青竹心里直犯嘀咕,面上却不敢多言,只是斜靠在椅背上,捏着茶碗的指尖一下一下敲着碗口。
这笔账听起来干干净净,实则暗流涌动。福州远在闽地,是闽越国都城,天高地远的,汴梁朝廷也拿他无可奈何。
谁承想,冯相国的买卖居然在那边都有根有脚。
难怪自己在福州刮刮地皮那么顺溜,有几家商户带头就把钱粮物资拉了过来,还煽乎其他商户赶紧捐钱。

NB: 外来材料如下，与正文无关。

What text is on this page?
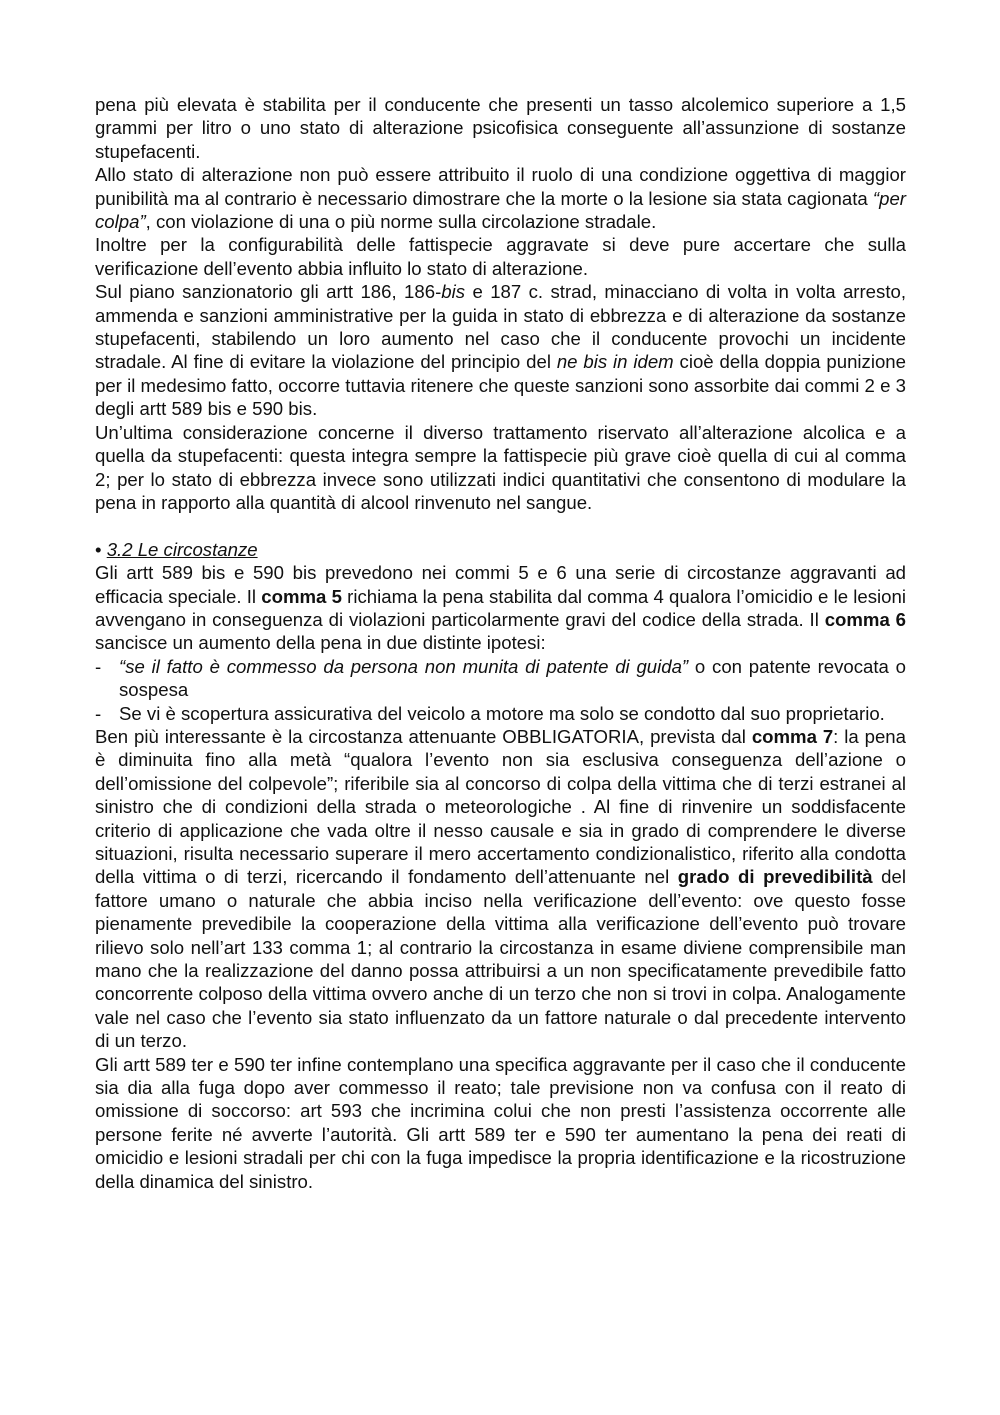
pena più elevata è stabilita per il conducente che presenti un tasso alcolemico superiore a 1,5 grammi per litro o uno stato di alterazione psicofisica conseguente all’assunzione di sostanze stupefacenti.

Allo stato di alterazione non può essere attribuito il ruolo di una condizione oggettiva di maggior punibilità ma al contrario è necessario dimostrare che la morte o la lesione sia stata cagionata “per colpa”, con violazione di una o più norme sulla circolazione stradale.

Inoltre per la configurabilità delle fattispecie aggravate si deve pure accertare che sulla verificazione dell’evento abbia influito lo stato di alterazione.

Sul piano sanzionatorio gli artt 186, 186-bis e 187 c. strad, minacciano di volta in volta arresto, ammenda e sanzioni amministrative per la guida in stato di ebbrezza e di alterazione da sostanze stupefacenti, stabilendo un loro aumento nel caso che il conducente provochi un incidente stradale. Al fine di evitare la violazione del principio del ne bis in idem cioè della doppia punizione per il medesimo fatto, occorre tuttavia ritenere che queste sanzioni sono assorbite dai commi 2 e 3 degli artt 589 bis e 590 bis.

Un’ultima considerazione concerne il diverso trattamento riservato all’alterazione alcolica e a quella da stupefacenti: questa integra sempre la fattispecie più grave cioè quella di cui al comma 2; per lo stato di ebbrezza invece sono utilizzati indici quantitativi che consentono di modulare la pena in rapporto alla quantità di alcool rinvenuto nel sangue.

• 3.2 Le circostanze

Gli artt 589 bis e 590 bis prevedono nei commi 5 e 6 una serie di circostanze aggravanti ad efficacia speciale. Il comma 5 richiama la pena stabilita dal comma 4 qualora l’omicidio e le lesioni avvengano in conseguenza di violazioni particolarmente gravi del codice della strada. Il comma 6 sancisce un aumento della pena in due distinte ipotesi:

- “se il fatto è commesso da persona non munita di patente di guida” o con patente revocata o sospesa
- Se vi è scopertura assicurativa del veicolo a motore ma solo se condotto dal suo proprietario.

Ben più interessante è la circostanza attenuante OBBLIGATORIA, prevista dal comma 7: la pena è diminuita fino alla metà “qualora l’evento non sia esclusiva conseguenza dell’azione o dell’omissione del colpevole”; riferibile sia al concorso di colpa della vittima che di terzi estranei al sinistro che di condizioni della strada o meteorologiche . Al fine di rinvenire un soddisfacente criterio di applicazione che vada oltre il nesso causale e sia in grado di comprendere le diverse situazioni, risulta necessario superare il mero accertamento condizionalistico, riferito alla condotta della vittima o di terzi, ricercando il fondamento dell’attenuante nel grado di prevedibilità del fattore umano o naturale che abbia inciso nella verificazione dell’evento: ove questo fosse pienamente prevedibile la cooperazione della vittima alla verificazione dell’evento può trovare rilievo solo nell’art 133 comma 1; al contrario la circostanza in esame diviene comprensibile man mano che la realizzazione del danno possa attribuirsi a un non specificatamente prevedibile fatto concorrente colposo della vittima ovvero anche di un terzo che non si trovi in colpa. Analogamente vale nel caso che l’evento sia stato influenzato da un fattore naturale o dal precedente intervento di un terzo.

Gli artt 589 ter e 590 ter infine contemplano una specifica aggravante per il caso che il conducente sia dia alla fuga dopo aver commesso il reato; tale previsione non va confusa con il reato di omissione di soccorso: art 593 che incrimina colui che non presti l’assistenza occorrente alle persone ferite né avverte l’autorità. Gli artt 589 ter e 590 ter aumentano la pena dei reati di omicidio e lesioni stradali per chi con la fuga impedisce la propria identificazione e la ricostruzione della dinamica del sinistro.
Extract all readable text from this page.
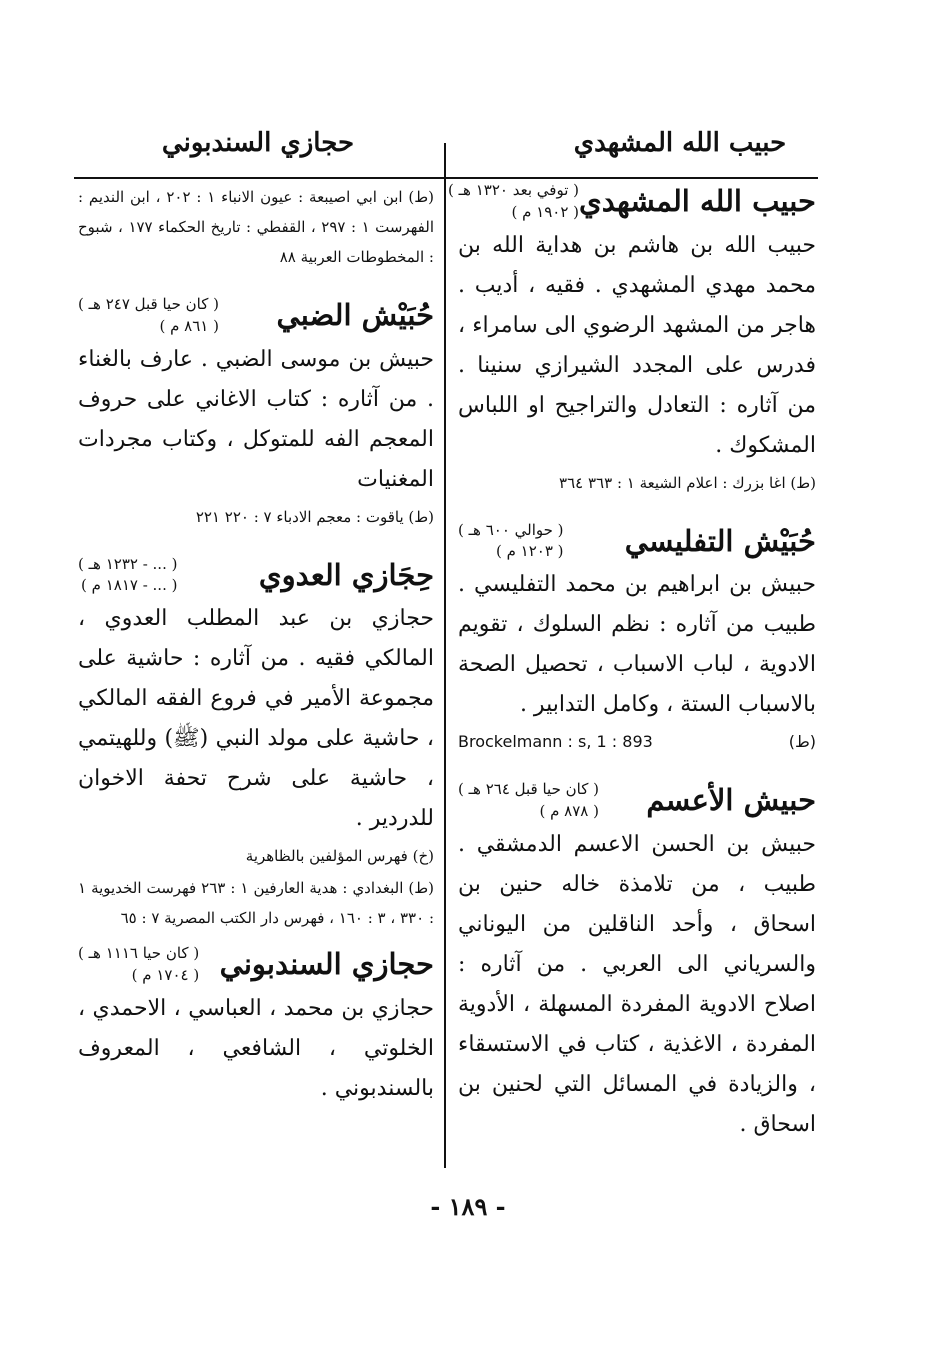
حبيب الله المشهدي
حجازي السندبوني
حبيب الله المشهدي
( توفي بعد ١٣٢٠ هـ )
( ١٩٠٢ م )

حبيب الله بن هاشم بن هداية الله بن محمد مهدي المشهدي . فقيه ، أديب . هاجر من المشهد الرضوي الى سامراء ، فدرس على المجدد الشيرازي سنينا . من آثاره : التعادل والتراجيح او اللباس المشكوك .

(ط) اغا بزرك : اعلام الشيعة ١ : ٣٦٣ ٣٦٤

حُبَيْش التفليسي
( حوالي ٦٠٠ هـ )
( ١٢٠٣ م )

حبيش بن ابراهيم بن محمد التفليسي . طبيب من آثاره : نظم السلوك ، تقويم الادوية ، لباب الاسباب ، تحصيل الصحة بالاسباب الستة ، وكامل التدابير .

Brockelmann : s, 1 : 893	(ط)
حبيش الأعسم
( كان حيا قبل ٢٦٤ هـ )
( ٨٧٨ م )

حبيش بن الحسن الاعسم الدمشقي . طبيب ، من تلامذة خاله حنين بن اسحاق ، وأحد الناقلين من اليوناني والسرياني الى العربي . من آثاره : اصلاح الادوية المفردة المسهلة ، الأدوية المفردة ، الاغذية ، كتاب في الاستسقاء ، والزيادة في المسائل التي لحنين بن اسحاق .

(ط) ابن ابي اصيبعة : عيون الانباء ١ : ٢٠٢ ، ابن النديم : الفهرست ١ : ٢٩٧ ، القفطي : تاريخ الحكماء ١٧٧ ، شبوح : المخطوطات العربية ٨٨

حُبَيْش الضبي
( كان حيا قبل ٢٤٧ هـ )
( ٨٦١ م )

حبيش بن موسى الضبي . عارف بالغناء . من آثاره : كتاب الاغاني على حروف المعجم الفه للمتوكل ، وكتاب مجردات المغنيات

(ط) ياقوت : معجم الادباء ٧ : ٢٢٠ ٢٢١

حِجَازي العدوي
( ... - ١٢٣٢ هـ )
( ... - ١٨١٧ م )

حجازي بن عبد المطلب العدوي ، المالكي فقيه . من آثاره : حاشية على مجموعة الأمير في فروع الفقه المالكي ، حاشية على مولد النبي (ﷺ) وللهيتمي ، حاشية على شرح تحفة الاخوان للدردير .

(خ) فهرس المؤلفين بالظاهرية

(ط) البغدادي : هدية العارفين ١ : ٢٦٣ فهرست الخديوية ١ : ٣٣٠ ، ٣ : ١٦٠ ، فهرس دار الكتب المصرية ٧ : ٦٥

حجازي السندبوني
( كان حيا ١١١٦ هـ )
( ١٧٠٤ م )

حجازي بن محمد ، العباسي ، الاحمدي ، الخلوتي ، الشافعي ، المعروف بالسندبوني .

- ١٨٩ -
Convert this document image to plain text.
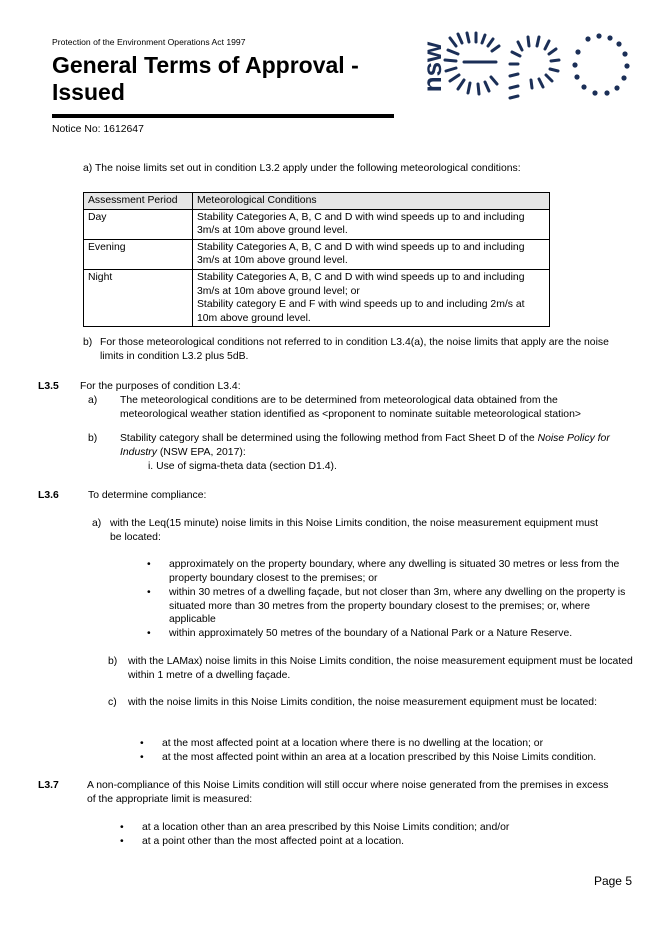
Protection of the Environment Operations Act 1997
General Terms of Approval - Issued
Notice No: 1612647
nsw
a) The noise limits set out in condition L3.2 apply under the following meteorological conditions:
Assessment Period	Meteorological Conditions
Day	Stability Categories A, B, C and D with wind speeds up to and including 3m/s at 10m above ground level.
Evening	Stability Categories A, B, C and D with wind speeds up to and including 3m/s at 10m above ground level.
Night	Stability Categories A, B, C and D with wind speeds up to and including 3m/s at 10m above ground level; or
Stability category E and F with wind speeds up to and including 2m/s at 10m above ground level.
b) For those meteorological conditions not referred to in condition L3.4(a), the noise limits that apply are the noise limits in condition L3.2 plus 5dB.
L3.5 For the purposes of condition L3.4:
a) The meteorological conditions are to be determined from meteorological data obtained from the meteorological weather station identified as <proponent to nominate suitable meteorological station>
b) Stability category shall be determined using the following method from Fact Sheet D of the Noise Policy for Industry (NSW EPA, 2017):
i. Use of sigma-theta data (section D1.4).
L3.6	To determine compliance:
a) with the Leq(15 minute) noise limits in this Noise Limits condition, the noise measurement equipment must be located:
• approximately on the property boundary, where any dwelling is situated 30 metres or less from the property boundary closest to the premises; or
• within 30 metres of a dwelling façade, but not closer than 3m, where any dwelling on the property is situated more than 30 metres from the property boundary closest to the premises; or, where applicable
• within approximately 50 metres of the boundary of a National Park or a Nature Reserve.
b) with the LAMax) noise limits in this Noise Limits condition, the noise measurement equipment must be located within 1 metre of a dwelling façade.
c) with the noise limits in this Noise Limits condition, the noise measurement equipment must be located:
• at the most affected point at a location where there is no dwelling at the location; or
• at the most affected point within an area at a location prescribed by this Noise Limits condition.
L3.7	A non-compliance of this Noise Limits condition will still occur where noise generated from the premises in excess of the appropriate limit is measured:
• at a location other than an area prescribed by this Noise Limits condition; and/or
• at a point other than the most affected point at a location.
Page 5
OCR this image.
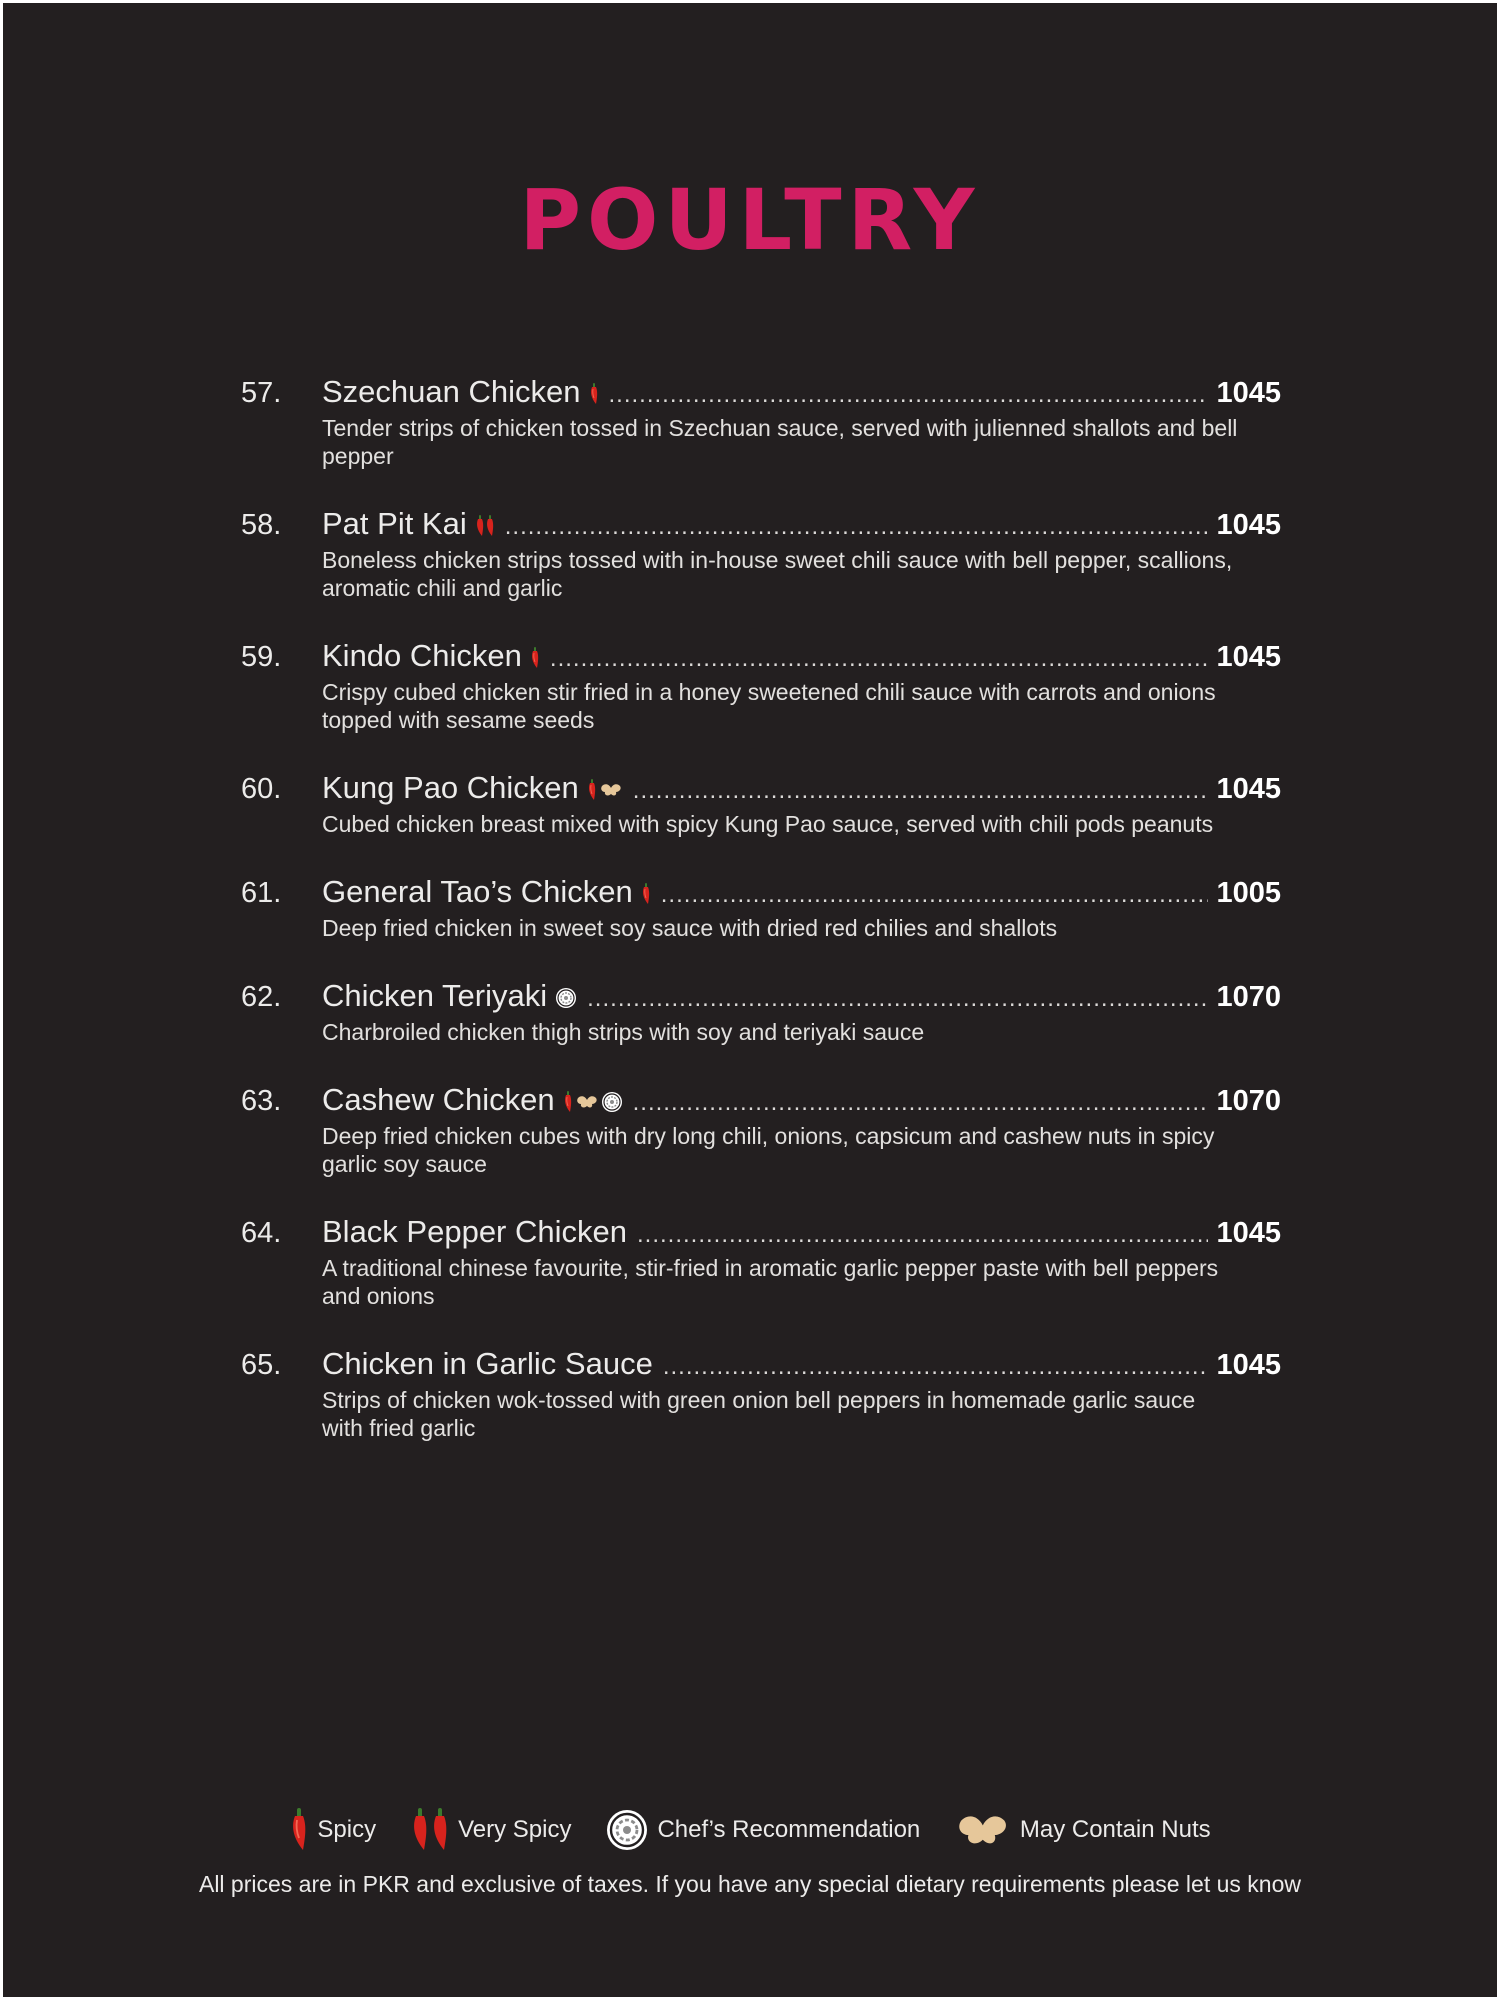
POULTRY
57.	Szechuan Chicken .....	1045
Tender strips of chicken tossed in Szechuan sauce, served with julienned shallots and bell pepper
58.	Pat Pit Kai .....	1045
Boneless chicken strips tossed with in-house sweet chili sauce with bell pepper, scallions, aromatic chili and garlic
59.	Kindo Chicken .....	1045
Crispy cubed chicken stir fried in a honey sweetened chili sauce with carrots and onions topped with sesame seeds
60.	Kung Pao Chicken .....	1045
Cubed chicken breast mixed with spicy Kung Pao sauce, served with chili pods peanuts
61.	General Tao’s Chicken .....	1005
Deep fried chicken in sweet soy sauce with dried red chilies and shallots
62.	Chicken Teriyaki .....	1070
Charbroiled chicken thigh strips with soy and teriyaki sauce
63.	Cashew Chicken .....	1070
Deep fried chicken cubes with dry long chili, onions, capsicum and cashew nuts in spicy garlic soy sauce
64.	Black Pepper Chicken .....	1045
A traditional chinese favourite, stir-fried in aromatic garlic pepper paste with bell peppers and onions
65.	Chicken in Garlic Sauce .....	1045
Strips of chicken wok-tossed with green onion bell peppers in homemade garlic sauce with fried garlic
Spicy	Very Spicy	Chef’s Recommendation	May Contain Nuts
All prices are in PKR and exclusive of taxes. If you have any special dietary requirements please let us know
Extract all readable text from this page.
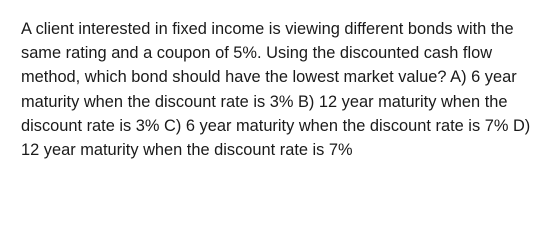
A client interested in fixed income is viewing different bonds with the same rating and a coupon of 5%. Using the discounted cash flow method, which bond should have the lowest market value? A) 6 year maturity when the discount rate is 3% B) 12 year maturity when the discount rate is 3% C) 6 year maturity when the discount rate is 7% D) 12 year maturity when the discount rate is 7%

青竹越想越觉得老相国冯道老奸巨猾,临出征之前也不跟自己交代底细。
不过好在自己不知道底细,一视同仁,不然,一定让其他商户看出了蹊跷。
只是这买卖转一圈,不论赔赚,都不会亏到冯道头上。
他抬眼一望,司裴赫正低着头翻账本,纤纤玉指在册页上划来划去,神情认真,眉目间却带着一抹狡黠。
青竹心里一动,暗骂一句:“娘咧,这妮子也是,这些弯弯绕的账目,算这么清楚干嘛。把自家夫君都赔了进去。”
可细一想,深感冯道谋事之老辣,布局之宽广。
自唐以来的天下大势,沙陀、契丹、南唐、吴越……各路人马都盯着兵权钱粮打转,可冯相国不动声色,早就把手伸到了盐铁、商贾、漕运、地皮等等诸多领域。
青竹跟随老头子这两年,已觉出其中盘根错节的气象,难怪老相国始终可以坐镇汴梁,运筹天下。
他摇摇头,心里忍不住佩服。
冯道手下这摊子铺子,怕是遍布天下各路关隘驿站,不论南北,皆能牵得动一城一地的货流银钱。
连福州这样偏远之地,青竹自觉与相国府八竿子打不着的地方,也埋下了伏笔。